Reputation: 2121
Firstly, my environment:
I made a very simple C++ project using bazel. It has two BUILD
s to test target referencing. The layout is:
- WORKSPACE
- libfoo
|- BUILD
|- foo.h
|- foo.cpp
- bar
|- BUILD
|- bar.cpp
In BUILD
file of libfoo, it defined a very simple library:
cc_library(
name = "foo",
srcs = ["foo.cpp"],
hdrs = ["foo.h"],
visibility = ["//visibility:public"]
)
And in bar's BUILD
file, it declared an executable that deps libfoo:
cc_binary(
name = "bar",
srcs = ["bar.cpp"],
deps = ["//libfoo:foo"],
)
, where bar.cpp
called a function defined in libfoo:
#include "foo.h"
#include <iostream>
int main()
{
std::clog << "bar main" << std::endl;
say_foo(); // a function defined in libfoo
}
However when I compile bar using bazel build "//bar:bar"

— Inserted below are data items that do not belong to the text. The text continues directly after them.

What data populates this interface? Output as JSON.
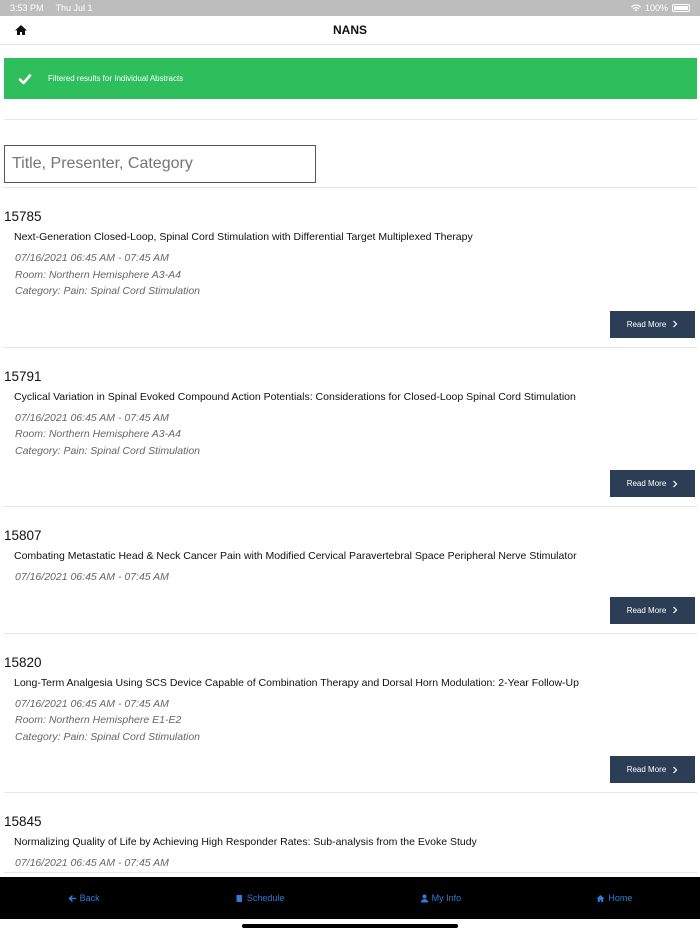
{
  "status": {
    "time": "3:53 PM",
    "date": "Thu Jul 1",
    "battery": "100%"
  },
  "nav": {
    "title": "NANS",
    "home_icon": "home-icon"
  },
  "banner": {
    "message": "Filtered results for Individual Abstracts",
    "color": "#2ebe5b"
  },
  "search": {
    "placeholder": "Title, Presenter, Category"
  },
  "abstracts": [
    {
      "id": "15785",
      "title": "Next-Generation Closed-Loop, Spinal Cord Stimulation with Differential Target Multiplexed Therapy",
      "time": "07/16/2021 06:45 AM - 07:45 AM",
      "room": "Room: Northern Hemisphere A3-A4",
      "category": "Category: Pain: Spinal Cord Stimulation",
      "button": "Read More"
    },
    {
      "id": "15791",
      "title": "Cyclical Variation in Spinal Evoked Compound Action Potentials: Considerations for Closed-Loop Spinal Cord Stimulation",
      "time": "07/16/2021 06:45 AM - 07:45 AM",
      "room": "Room: Northern Hemisphere A3-A4",
      "category": "Category: Pain: Spinal Cord Stimulation",
      "button": "Read More"
    },
    {
      "id": "15807",
      "title": "Combating Metastatic Head & Neck Cancer Pain with Modified Cervical Paravertebral Space Peripheral Nerve Stimulator",
      "time": "07/16/2021 06:45 AM - 07:45 AM",
      "button": "Read More"
    },
    {
      "id": "15820",
      "title": "Long-Term Analgesia Using SCS Device Capable of Combination Therapy and Dorsal Horn Modulation: 2-Year Follow-Up",
      "time": "07/16/2021 06:45 AM - 07:45 AM",
      "room": "Room: Northern Hemisphere E1-E2",
      "category": "Category: Pain: Spinal Cord Stimulation",
      "button": "Read More"
    },
    {
      "id": "15845",
      "title": "Normalizing Quality of Life by Achieving High Responder Rates: Sub-analysis from the Evoke Study",
      "time": "07/16/2021 06:45 AM - 07:45 AM"
    }
  ],
  "tabs": {
    "back": "Back",
    "schedule": "Schedule",
    "myinfo": "My Info",
    "home": "Home"
  },
  "colors": {
    "tab_link": "#2f7bd6",
    "button_bg": "#2c3e55",
    "tabbar_bg": "#000000"
  }
}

, the compiler claims foo.h
cannot be opened (error code C1083).
Upvotes: 1
Views: 2020
Reputation: 146
You have two ways of solving it:
Either you specify the includes
property in cc_library
cc_library(
name = "foo",
srcs = ["foo.cpp"],
hdrs = ["foo.h"],
includes = ["./"],
visibility = ["//visibility:public"]
)
Or you in bar.cpp
you include foo.h
as #include "libfoo/foo.h"
.
Upvotes: 4
Reputation: 2121
After more detailed view on official tutorial, I found that I misunderstood the function of deps, it does not add library's dir into inc dir.
Actually, #include "libfoo/foo.h"
should be written in bar.cpp
instead of #include "foo.h"
, where the full relative path of target foo must be used.